Last week the Chancellor of the Exchequer, Philip Hammond, shared with us his 2018 Autumn Budget, thanking the British public for their hard work and making a number of announcements for small to medium business owners here in the UK.  Today, we’re going to take a more detailed look at what small to medium business owners can expect from the latest Budget.

The good news is that the Chancellor announced that he will be cutting business rates for the smallest of small businesses.  Businesses with a rateable value of £51,000 or less will see their business rates bills reduced by a third over the coming two years, resulting in up to £8,000 worth of savings for some businesses.  It’s estimated that 90% of small retail businesses, such as independent shops, cafes and pubs will benefit from this.
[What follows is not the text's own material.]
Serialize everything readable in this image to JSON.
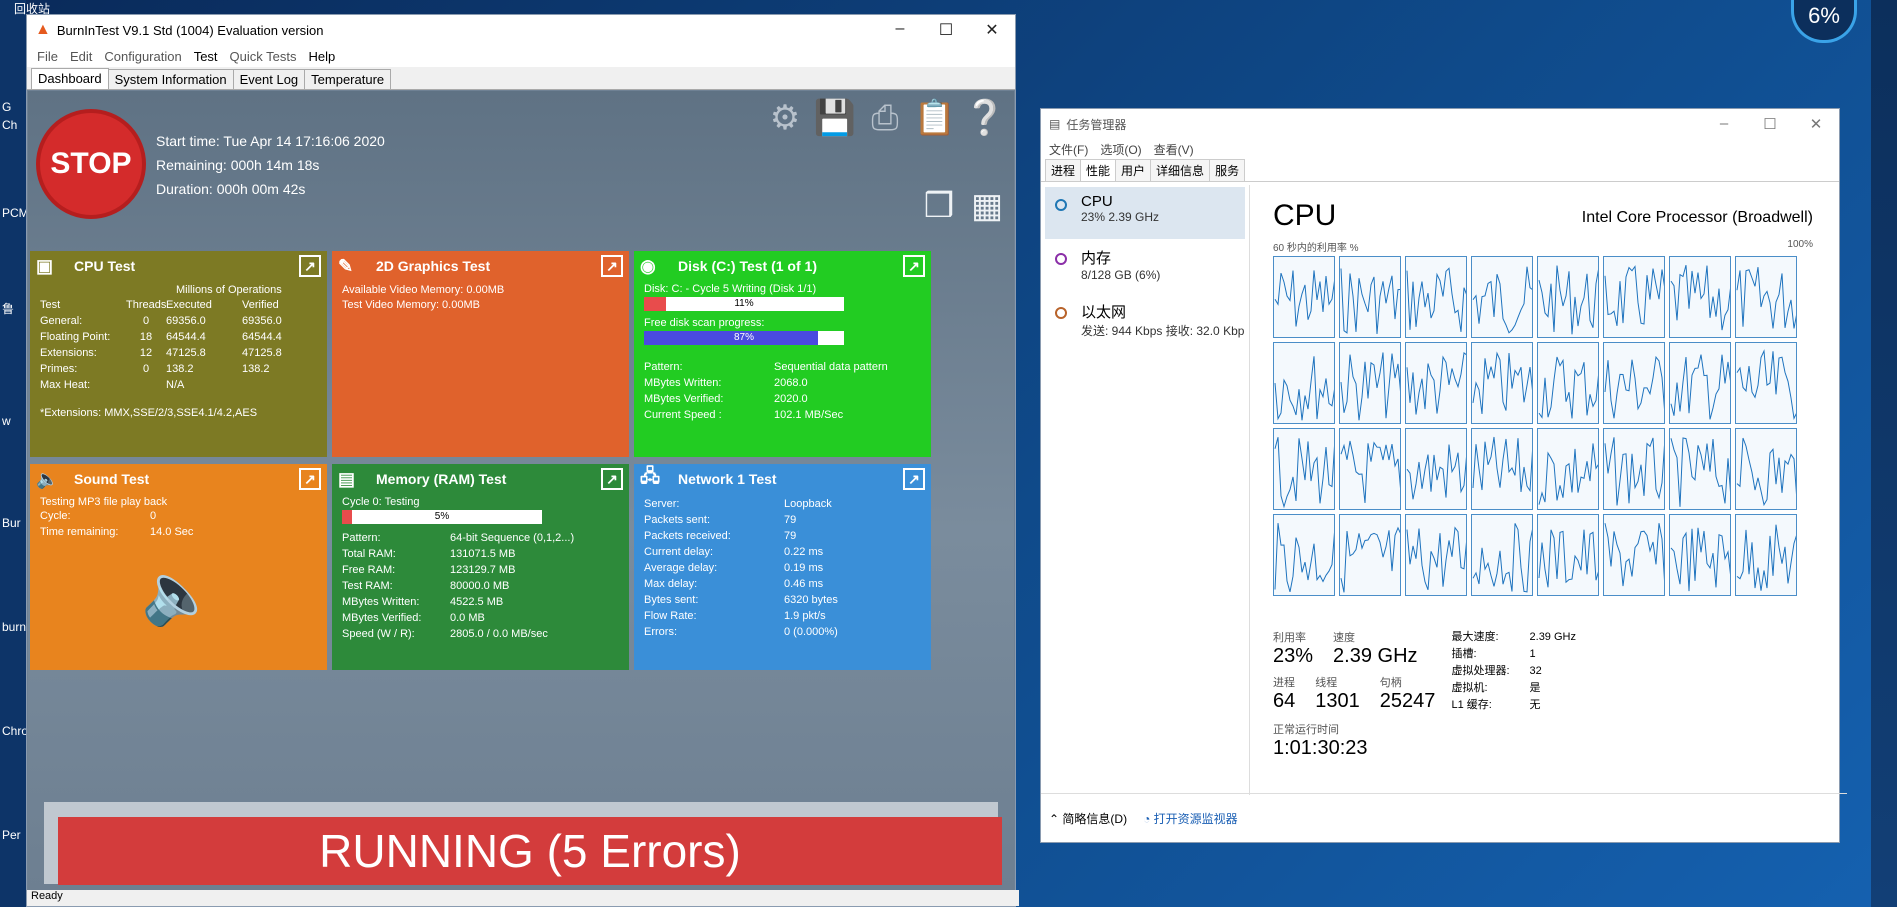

The personal tax allowance will be increased to £12,500 for basic rate tax payers and £50,000 for higher rate tax payers in 2019.  The National Living Wage will increase from April 2019 from £7.83 an hour to £8.21, benefiting around 2.4 million workers in the UK. 

When it comes to Green or Environmental tax, only one was announced in the Chancellor’s Budget speech – companies that manufacture plastic products with less than 30% recycled materials will face a levy.  Hammond also revealed that he had considered a tax on plastic cups, but decided that it would not lead to a substantial reduction in their use.  He did promise to continue monitoring progress and may introduce another tax if no improvement is seen.

We’ve seen a lot in the news in recent weeks about the planned Digital Services tax and this has caused concern for so many online retailers, both here in the UK and overseas.  The good news is that small businesses selling online need not worry – the tax announced by the Chancellor will only apply to businesses that generate millions in global sales.  Whether this tax will have an impact on smaller businesses that sell products through large online retail sites like Amazon and eBay remains to be seen.

The Future High Streets Fund should settle the worries of small to medium businesses that trade on High Streets in towns and cities across the UK.  Hammond announced £675 million worth of co-funding for local authorities to use in planning the future of their High Streets.  One suggestion he made was that some of this funding could be used to convert commercial premises to residential use, a move that we’ve already seen creeping into cities and towns as part of the regeneration process.  The Chancellor revealed that it will take time to adapt to these changes but it’s vital to do so as the increase we’ve seen in online shopping in recent years is irreversible.